不得不說,這根柱子選得正好,這根柱子一被拉倒,周圍的一排房子,就像推倒的骨牌一樣垮塌下來。
這一下,原來往四周急劇擴散的火勢,受到隔離,也就受到控製,不再能肆虐了。
老頭和其他幾位被扒了房子的商鋪老闆,都在那裏捶胸頓足、嚎啕大哭。
老頭指著楊大壯大罵:“楊大壯!你個狗**的賊官,平時規例銀子也沒少給你,怎地如此不講情麵。這火明明就不會燒到我的房子,你卻故意要扒我家的房子。我要去上元縣!不,去應天府告你!我要去告禦狀啊!老天爺啊!上帝啊!我平時也沒少給你們供奉香火啊!叫這狗官斷子絕孫吧!”
楊大壯也不去理他,看到一地的死傷,招手叫過一個校尉,“你派個人迴衙門去,看看談大夫有空了沒,有空的話,請她過來救治傷者。”

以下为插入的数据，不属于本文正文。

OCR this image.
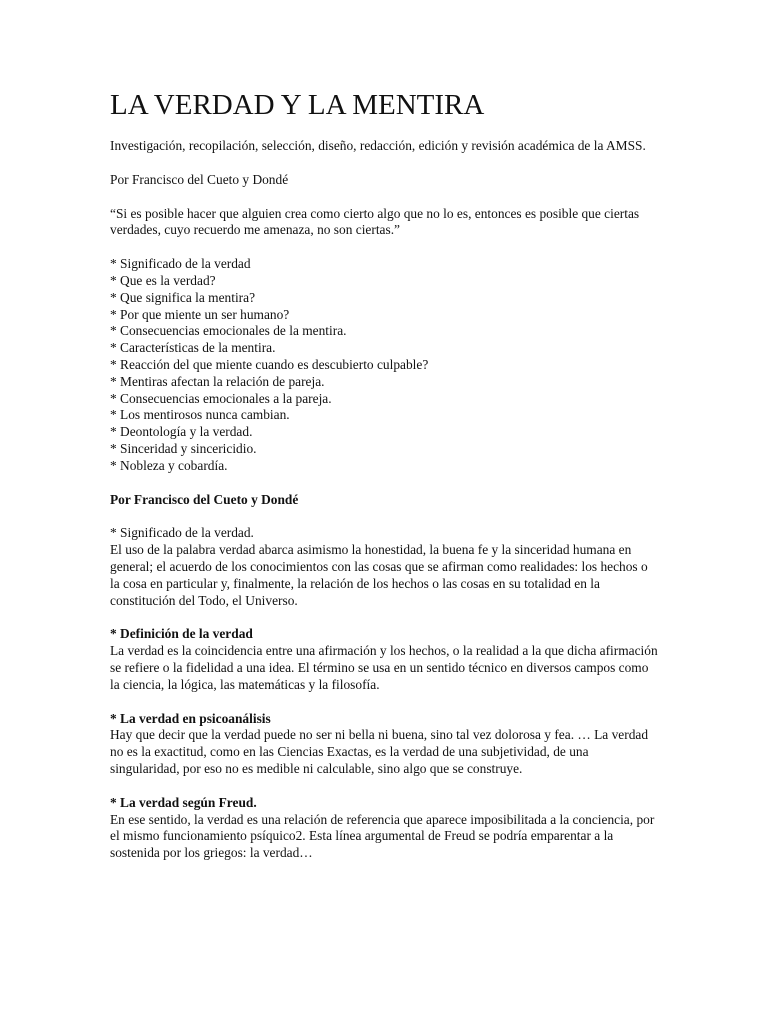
LA VERDAD Y LA MENTIRA

Investigación, recopilación, selección, diseño, redacción, edición y revisión académica de la AMSS.

Por Francisco del Cueto y Dondé

“Si es posible hacer que alguien crea como cierto algo que no lo es, entonces es posible que ciertas verdades, cuyo recuerdo me amenaza, no son ciertas.”

* Significado de la verdad
* Que es la verdad?
* Que significa la mentira?
* Por que miente un ser humano?
* Consecuencias emocionales de la mentira.
* Características de la mentira.
* Reacción del que miente cuando es descubierto culpable?
* Mentiras afectan la relación de pareja.
* Consecuencias emocionales a la pareja.
* Los mentirosos nunca cambian.
* Deontología y la verdad.
* Sinceridad y sincericidio.
* Nobleza y cobardía.

Por Francisco del Cueto y Dondé

* Significado de la verdad.
El uso de la palabra verdad abarca asimismo la honestidad, la buena fe y la sinceridad humana en general; el acuerdo de los conocimientos con las cosas que se afirman como realidades: los hechos o la cosa en particular y, finalmente, la relación de los hechos o las cosas en su totalidad en la constitución del Todo, el Universo.
* Definición de la verdad
La verdad es la coincidencia entre una afirmación y los hechos, o la realidad a la que dicha afirmación se refiere o la fidelidad a una idea. El término se usa en un sentido técnico en diversos campos como la ciencia, la lógica, las matemáticas y la filosofía.
* La verdad en psicoanálisis
Hay que decir que la verdad puede no ser ni bella ni buena, sino tal vez dolorosa y fea. … La verdad no es la exactitud, como en las Ciencias Exactas, es la verdad de una subjetividad, de una singularidad, por eso no es medible ni calculable, sino algo que se construye.
* La verdad según Freud.
En ese sentido, la verdad es una relación de referencia que aparece imposibilitada a la conciencia, por el mismo funcionamiento psíquico2. Esta línea argumental de Freud se podría emparentar a la sostenida por los griegos: la verdad…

忽然又想到太子今天的奇怪行為,似乎也對治傷救人頗為內行。
猶豫了一下,又改口說:“算了,還是別叫她來了。你看這些傷員裏,有能走動的,讓他們自己走,走不動的,找門板抬了送到衙門裏,請談大夫和太子幫忙救治。”
校尉答應一聲,趕緊去安排。
這時,因為周邊百姓自發地帶著各種鍋碗瓢盆過來救火,他們自發分工,有人從秦淮河中取水,有人專門負責搬運,有人專門潑水。火勢慢慢受到了控製。
此時,天色破曉,楊大壯環顧四周,一片焦土殘垣,還有很多斷臂殘肢,炸碎的人體殘骸。真是慘不忍睹。
中城兵馬司中,陸續有傷員被送進來。
作為前世是軍醫的衛明來說,這種傷最熟悉不過。對燒傷、炸傷的戰場救治和護理,是現代軍醫的基本功。
但是他缺少手術器械和藥物,幸好有談大夫在。
這位年輕的女醫,對他今天的救治工作,起到了無可替代的作用。不僅借給他趁手的工具,還能幫他施藥。
說起來,由於前世對中醫藥懷有偏見,他一直刻意避免接觸這方麵的知識。
因為這一點,他的導師還狠狠批評過他。
導師拿當年紅軍長征舉例子,告訴他當年紅軍裏的軍醫,就是在缺少西藥的條件下,用很多土方中藥,挽救了很多紅軍戰士的生命,這對於後來長征的勝利,起到了非常關鍵的作用。
如今來到這個時空,衛明非常後悔當初沒有多花點時間學習中醫中藥的知識。
還好有這位女醫幫忙,她不僅精通外科手術,對於各種中藥材非常瞭解。
很快她帶來的藥粉、藥膏就用光了,就臨時要來筆墨紙硯,隨手開方,請軍士去城中的中藥鋪抓藥。
這樣就彌補了衛明在這一塊的空缺。
“除了鍛煉身體,對中醫藥這塊,也要花點時間補課呢。”衛明暗暗下了決心。
衛明還觀察到,這位年輕的女醫,似乎在百姓中有很高的名望和聲譽。
不管是軍士還是待救治的傷患,對她的吩咐和命令,都沒有任何抗拒。
兩人在合作救治患者的過程中,不知不覺產生了某種默契,明明距離初見纔不過幾個時辰,但是有時候隻需要一個眼神、一個伸手的小動作,就能明白對方想要做什麽。
這種專業的醫者之間跨越時空的默契,也讓衛明覺得意外和驚喜。
談大夫似乎也看出來,衛明對於手術非常精通,但是對於藥物卻一竅不通。
這也是讓她疑惑的地方。於是她會在施藥的時候,當著衛明的麵,故意講出這種藥膏的配方是什麽,功效是什麽,這種藥粉裏含有那些成分,都能起到什麽作用。
衛明察覺到她的善意,於是用心來記,倒也頗有收獲。